A CCPC is defined in subsection 125(7) of the Income Tax Act and generally refers to a Canadian private corporation that is not controlled by non-residents or public corporations or any combination of the two.
Apart from an actual disposition, subsection 50(1) of the Income Tax Act allows for a deemed disposition. This means that the taxpayer is considered to have disposed of a share or debt at the end of the taxation year for no proceeds and immediately reacquired the property at zero cost.
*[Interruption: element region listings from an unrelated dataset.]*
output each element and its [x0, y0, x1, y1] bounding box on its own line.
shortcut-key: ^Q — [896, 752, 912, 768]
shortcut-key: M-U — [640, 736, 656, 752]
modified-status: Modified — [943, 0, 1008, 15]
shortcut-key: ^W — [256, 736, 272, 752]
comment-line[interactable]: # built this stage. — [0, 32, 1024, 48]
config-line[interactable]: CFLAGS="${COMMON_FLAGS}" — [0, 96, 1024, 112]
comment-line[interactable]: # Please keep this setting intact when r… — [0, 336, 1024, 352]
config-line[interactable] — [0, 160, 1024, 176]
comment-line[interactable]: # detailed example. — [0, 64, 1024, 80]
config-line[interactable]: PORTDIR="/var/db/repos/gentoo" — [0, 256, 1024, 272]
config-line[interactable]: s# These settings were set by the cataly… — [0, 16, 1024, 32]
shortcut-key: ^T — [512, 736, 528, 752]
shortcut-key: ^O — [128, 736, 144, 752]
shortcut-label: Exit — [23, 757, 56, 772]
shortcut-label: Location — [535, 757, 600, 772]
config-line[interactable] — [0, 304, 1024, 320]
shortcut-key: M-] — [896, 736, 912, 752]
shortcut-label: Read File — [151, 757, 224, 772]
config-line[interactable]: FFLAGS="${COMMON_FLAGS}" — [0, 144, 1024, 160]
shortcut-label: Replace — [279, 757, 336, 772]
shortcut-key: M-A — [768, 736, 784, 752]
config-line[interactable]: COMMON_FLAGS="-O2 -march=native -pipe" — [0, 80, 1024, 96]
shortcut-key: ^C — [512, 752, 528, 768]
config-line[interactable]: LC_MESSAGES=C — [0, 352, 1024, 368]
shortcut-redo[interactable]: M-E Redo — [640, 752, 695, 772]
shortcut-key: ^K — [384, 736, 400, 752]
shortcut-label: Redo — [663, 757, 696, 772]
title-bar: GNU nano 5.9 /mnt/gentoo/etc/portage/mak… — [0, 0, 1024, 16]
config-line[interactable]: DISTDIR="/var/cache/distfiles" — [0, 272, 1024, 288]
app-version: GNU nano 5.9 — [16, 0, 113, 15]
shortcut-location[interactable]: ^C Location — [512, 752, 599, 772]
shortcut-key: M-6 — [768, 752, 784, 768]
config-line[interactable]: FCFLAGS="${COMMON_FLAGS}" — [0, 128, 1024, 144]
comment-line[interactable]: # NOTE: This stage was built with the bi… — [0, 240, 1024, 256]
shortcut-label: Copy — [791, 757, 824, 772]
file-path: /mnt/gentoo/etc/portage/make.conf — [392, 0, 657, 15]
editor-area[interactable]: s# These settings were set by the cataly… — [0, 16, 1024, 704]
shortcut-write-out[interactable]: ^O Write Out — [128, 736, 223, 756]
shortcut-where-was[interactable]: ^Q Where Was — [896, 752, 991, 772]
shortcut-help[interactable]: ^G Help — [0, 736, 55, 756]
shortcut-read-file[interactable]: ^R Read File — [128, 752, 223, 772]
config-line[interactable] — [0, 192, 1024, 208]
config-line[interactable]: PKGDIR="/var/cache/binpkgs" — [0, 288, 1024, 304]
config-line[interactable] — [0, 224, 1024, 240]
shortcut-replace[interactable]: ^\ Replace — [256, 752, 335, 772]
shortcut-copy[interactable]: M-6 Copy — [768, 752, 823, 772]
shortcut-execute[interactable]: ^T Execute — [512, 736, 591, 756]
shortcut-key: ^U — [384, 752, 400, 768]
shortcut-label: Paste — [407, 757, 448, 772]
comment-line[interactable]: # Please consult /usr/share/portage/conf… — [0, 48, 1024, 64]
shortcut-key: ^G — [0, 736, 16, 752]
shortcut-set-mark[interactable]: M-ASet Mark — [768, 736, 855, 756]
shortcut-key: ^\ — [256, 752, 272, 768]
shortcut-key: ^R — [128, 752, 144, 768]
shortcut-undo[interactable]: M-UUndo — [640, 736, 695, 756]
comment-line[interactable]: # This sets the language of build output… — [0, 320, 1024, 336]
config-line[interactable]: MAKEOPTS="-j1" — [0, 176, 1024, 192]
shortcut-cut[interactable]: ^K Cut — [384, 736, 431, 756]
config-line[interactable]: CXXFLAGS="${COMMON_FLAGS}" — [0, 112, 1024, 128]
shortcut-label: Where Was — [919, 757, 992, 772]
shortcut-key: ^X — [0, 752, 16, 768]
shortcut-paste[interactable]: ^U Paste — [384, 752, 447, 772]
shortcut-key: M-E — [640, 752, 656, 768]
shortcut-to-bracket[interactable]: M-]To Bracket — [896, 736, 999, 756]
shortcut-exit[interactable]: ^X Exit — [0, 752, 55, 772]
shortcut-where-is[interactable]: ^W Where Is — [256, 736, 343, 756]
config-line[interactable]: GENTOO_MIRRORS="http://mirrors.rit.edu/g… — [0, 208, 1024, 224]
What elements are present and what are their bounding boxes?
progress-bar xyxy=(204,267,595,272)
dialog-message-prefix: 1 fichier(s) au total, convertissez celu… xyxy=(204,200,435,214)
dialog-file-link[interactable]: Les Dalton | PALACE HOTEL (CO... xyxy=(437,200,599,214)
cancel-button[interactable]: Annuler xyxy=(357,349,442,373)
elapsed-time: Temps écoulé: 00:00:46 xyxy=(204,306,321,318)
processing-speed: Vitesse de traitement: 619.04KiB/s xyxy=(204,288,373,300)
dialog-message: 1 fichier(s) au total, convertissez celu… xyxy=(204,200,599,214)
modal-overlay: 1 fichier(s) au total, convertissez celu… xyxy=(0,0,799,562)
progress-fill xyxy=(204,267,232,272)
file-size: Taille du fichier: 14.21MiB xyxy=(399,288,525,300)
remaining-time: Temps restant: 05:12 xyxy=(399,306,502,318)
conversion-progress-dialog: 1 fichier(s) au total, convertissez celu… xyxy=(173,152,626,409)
Generally, a deemed disposition can occur if the taxpayer makes an election for a specific year in relation to:
- A debt that is owed to the taxpayer at the end of the taxation year and is determined to be a “bad debt” (i.e., uncollectible) during that year, or
- A share in a corporation that is owned by the taxpayer at the end of the year, in cases where:
- The corporation becomes bankrupt within the year,
- The corporation is insolvent, and a winding-up order is issued in the year, or
- The corporation is insolvent, does not conduct business, the fair market value of the share is zero, and there is a reasonable expectation that the corporation will be dissolved or wound up without future business operations.
Pro tax tips – the guarantor only becomes a creditor once a payment has been made
The tax treatment discussed above only applies to a guarantor once he acquires the rights as the creditor by making the payment. Under certain conditions, a guarantor could also realize a non-capital loss from honoring a guarantee. This would occur if the guarantee was given in the ordinary course of the taxpayer’s business with the intention of earning a continuous and increasing income stream, as seen in the Tax Court case Lachapelle v. M.N.R. Therefore, it is highly recommended for a taxpayer to consult with an experienced Canadian tax lawyer to understand all the potential tax consequences before making any personal guarantee.
What are the tax treatments of a guarantor who makes a personal guarantee on behalf of a private corporation?
A guarantor becomes a creditor of the corporation once payments concerning the guarantee have been made. Depending on the circumstances, the debt the corporation owed to the guarantor as the new creditor may be claimed as capital losses or an ABIL.
What is an ABIL?
An allowable business investment loss is half of a business investment loss, which can be incurred via the disposition of SBC shares or a bad debt in two ways:
- The disposition is made to an arm’s-length person.
- The disposition is elected under subsection 50(1) of the Income Tax Act.
This article provides information of a general nature only. It is only current at the posting date. It is not updated and it may no longer be current. It does not provide legal tax advice nor can it or should it be relied upon. All tax situations are specific to their facts and will differ from the situations in the articles. If you have specific legal questions, you should consult a Canadian tax lawyer.